Henry signaled me to go to his bedroom. We slipped away. It was the middle of June. The heat wave made everything hot and muggy, but his bedroom had a new remote-controlled air conditioner. We sat on the bed next to each other, and looked out the window onto Melrose Avenue. A group of drag queens in matching outfits stampeded down the street, cackling. I felt I was in a city again, a place where people existed outside the windows.
“Looks like they’re having fun,” Henry said with a smirk.
I turned to look at his face. I never realized how round it was when he had long hair—like a full, pale moon.
“I wanted to ask you something,” he announced uncomfortably. “I want to find and sell treasures. Real treasures. Hollywood is not like the Valley. People actually expect things here. I need help.”
“I love treasures.”
“Do you want to work for me? You transformed the old store and I know you could do great things with this one.”
“Like a real job?” I asked.
Henry looked away, his big eyes already apologizing for having been too bold. I put my hand on his knee, not wanting him to retreat.
“Sounds amazing.”
“A real job,” he continued, encouraged. “After school. You can start saving up for your creative writing at USC. You better apply, by the way, or you’ll end up a loser like me.”
“You’re not a loser,” I said. “And of course I’ll apply. My English teacher said she’ll help me.”
I let myself fall on his bed. I nuzzled into his pillow and took a deep breath. “Your sheets don’t smell like stale pot anymore.”

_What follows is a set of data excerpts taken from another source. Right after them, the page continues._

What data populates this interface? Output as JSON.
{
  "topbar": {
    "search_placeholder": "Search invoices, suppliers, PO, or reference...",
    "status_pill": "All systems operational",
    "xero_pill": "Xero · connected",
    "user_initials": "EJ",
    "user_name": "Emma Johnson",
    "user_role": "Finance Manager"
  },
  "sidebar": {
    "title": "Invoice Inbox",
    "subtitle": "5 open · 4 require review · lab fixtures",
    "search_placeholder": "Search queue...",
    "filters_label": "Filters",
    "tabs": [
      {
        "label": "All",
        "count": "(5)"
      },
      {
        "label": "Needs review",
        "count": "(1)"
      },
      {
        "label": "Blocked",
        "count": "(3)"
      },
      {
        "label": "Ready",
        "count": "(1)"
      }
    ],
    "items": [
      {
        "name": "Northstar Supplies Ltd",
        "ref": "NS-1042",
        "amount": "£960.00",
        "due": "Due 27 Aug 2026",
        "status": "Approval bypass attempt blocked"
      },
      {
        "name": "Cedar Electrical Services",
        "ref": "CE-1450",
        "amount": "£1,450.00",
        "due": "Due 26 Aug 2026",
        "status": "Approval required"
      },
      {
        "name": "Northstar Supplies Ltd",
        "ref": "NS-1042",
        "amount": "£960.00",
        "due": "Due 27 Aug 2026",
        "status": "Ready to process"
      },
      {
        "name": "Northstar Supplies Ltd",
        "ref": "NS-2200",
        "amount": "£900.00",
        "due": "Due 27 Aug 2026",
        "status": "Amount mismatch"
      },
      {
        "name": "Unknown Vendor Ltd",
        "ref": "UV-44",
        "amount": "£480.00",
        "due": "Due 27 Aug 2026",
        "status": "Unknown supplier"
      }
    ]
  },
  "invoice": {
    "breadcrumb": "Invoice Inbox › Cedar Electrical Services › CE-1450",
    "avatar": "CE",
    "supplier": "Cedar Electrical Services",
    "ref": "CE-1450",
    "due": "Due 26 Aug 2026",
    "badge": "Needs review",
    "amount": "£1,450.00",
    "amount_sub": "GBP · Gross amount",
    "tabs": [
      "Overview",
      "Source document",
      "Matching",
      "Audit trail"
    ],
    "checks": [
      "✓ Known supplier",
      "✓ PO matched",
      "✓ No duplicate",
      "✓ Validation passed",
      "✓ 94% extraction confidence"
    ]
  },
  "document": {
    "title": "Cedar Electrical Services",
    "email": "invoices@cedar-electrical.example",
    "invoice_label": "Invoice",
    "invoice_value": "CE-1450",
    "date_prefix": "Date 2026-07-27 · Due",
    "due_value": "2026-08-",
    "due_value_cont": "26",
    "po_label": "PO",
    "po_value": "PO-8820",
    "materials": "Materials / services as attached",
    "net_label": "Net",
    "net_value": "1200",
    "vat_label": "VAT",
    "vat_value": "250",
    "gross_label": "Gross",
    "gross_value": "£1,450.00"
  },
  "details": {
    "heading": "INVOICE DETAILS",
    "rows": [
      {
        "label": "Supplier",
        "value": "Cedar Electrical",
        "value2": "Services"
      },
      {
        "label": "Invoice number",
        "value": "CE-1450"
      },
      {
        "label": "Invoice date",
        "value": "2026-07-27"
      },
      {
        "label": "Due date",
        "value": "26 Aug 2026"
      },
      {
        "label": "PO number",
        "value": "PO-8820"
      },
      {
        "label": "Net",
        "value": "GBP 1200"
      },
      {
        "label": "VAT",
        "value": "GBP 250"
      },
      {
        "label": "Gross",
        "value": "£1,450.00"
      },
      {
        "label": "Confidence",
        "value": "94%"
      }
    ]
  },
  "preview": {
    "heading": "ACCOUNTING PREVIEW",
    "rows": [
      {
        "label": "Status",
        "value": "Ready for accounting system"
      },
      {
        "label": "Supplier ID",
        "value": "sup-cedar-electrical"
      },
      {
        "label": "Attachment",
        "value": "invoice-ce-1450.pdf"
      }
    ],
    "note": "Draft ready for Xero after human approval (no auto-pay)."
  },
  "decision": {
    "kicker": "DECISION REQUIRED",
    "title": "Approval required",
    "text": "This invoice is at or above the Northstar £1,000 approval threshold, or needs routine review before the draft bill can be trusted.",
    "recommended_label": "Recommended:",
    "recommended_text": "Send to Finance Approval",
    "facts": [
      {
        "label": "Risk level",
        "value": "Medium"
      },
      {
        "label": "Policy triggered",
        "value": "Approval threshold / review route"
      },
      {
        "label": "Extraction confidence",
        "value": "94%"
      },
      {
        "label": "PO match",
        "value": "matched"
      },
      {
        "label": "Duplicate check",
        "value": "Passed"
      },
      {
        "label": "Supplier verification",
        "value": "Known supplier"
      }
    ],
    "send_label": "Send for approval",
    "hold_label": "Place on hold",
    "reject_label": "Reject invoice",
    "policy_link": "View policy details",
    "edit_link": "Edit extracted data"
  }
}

“There’s a Laundromat in the building.”
He lay down next to me. I turned my back to him, pulled my knees up to my belly, and wedged my butt against the nook of his bowed legs. I passed his hands over my side, and pulled him toward me.
“Are you spooning me?” he asked.
“No, technically I’m making you spoon me.”
We stayed silent, listening to my parents in the other room talking about the romantic holiday they were going to go on and how much they needed it after the Hotel Alexandria fiasco and Max disappearing into thin air. They said the same things over and over, like soldiers back from a war, tormented by recurring dreams.
“And we came home and everything was gone. Just gone. And he was nowhere to be found.”
Miramax did not take If These Walls Could Talk. Johnny Depp and his agent didn’t approve the elevator-scene cameo, saying he’d never signed a formal agreement. The Hustons kept coming over for lunch, but they were more interested in my mother’s cuisine than anything else. Not even Vanessa Peters managed to pull strings. It was as if the film had been doomed the second Max left. When the final cut was finally ready, my father sold it to an Italian television channel. In America PBS came forward asking for raw footage for a documentary they were putting together on haunted buildings in America. That’s what it had come down to: disembodied clips, raw footage, Italian television. It wasn’t the Hollywood ideal my parents had dreamed of when they flew in.
I looked at Henry’s partly missing ear and placed my index finger over the slight protuberance. The helix and upper parts were joined together in a shapeless lump of flesh and cartilage.
“What does it feel like when I touch it?” I asked.
Henry shrugged his shoulders. “Not much,” he smiled. “Except it’s nice to feel your hand.”
“I’m happy you cut your hair.”
“A missing ear is more punk rock than long hair.” He giggled.
“I agree. It’s probably better not to hear half the shit people say anyway.”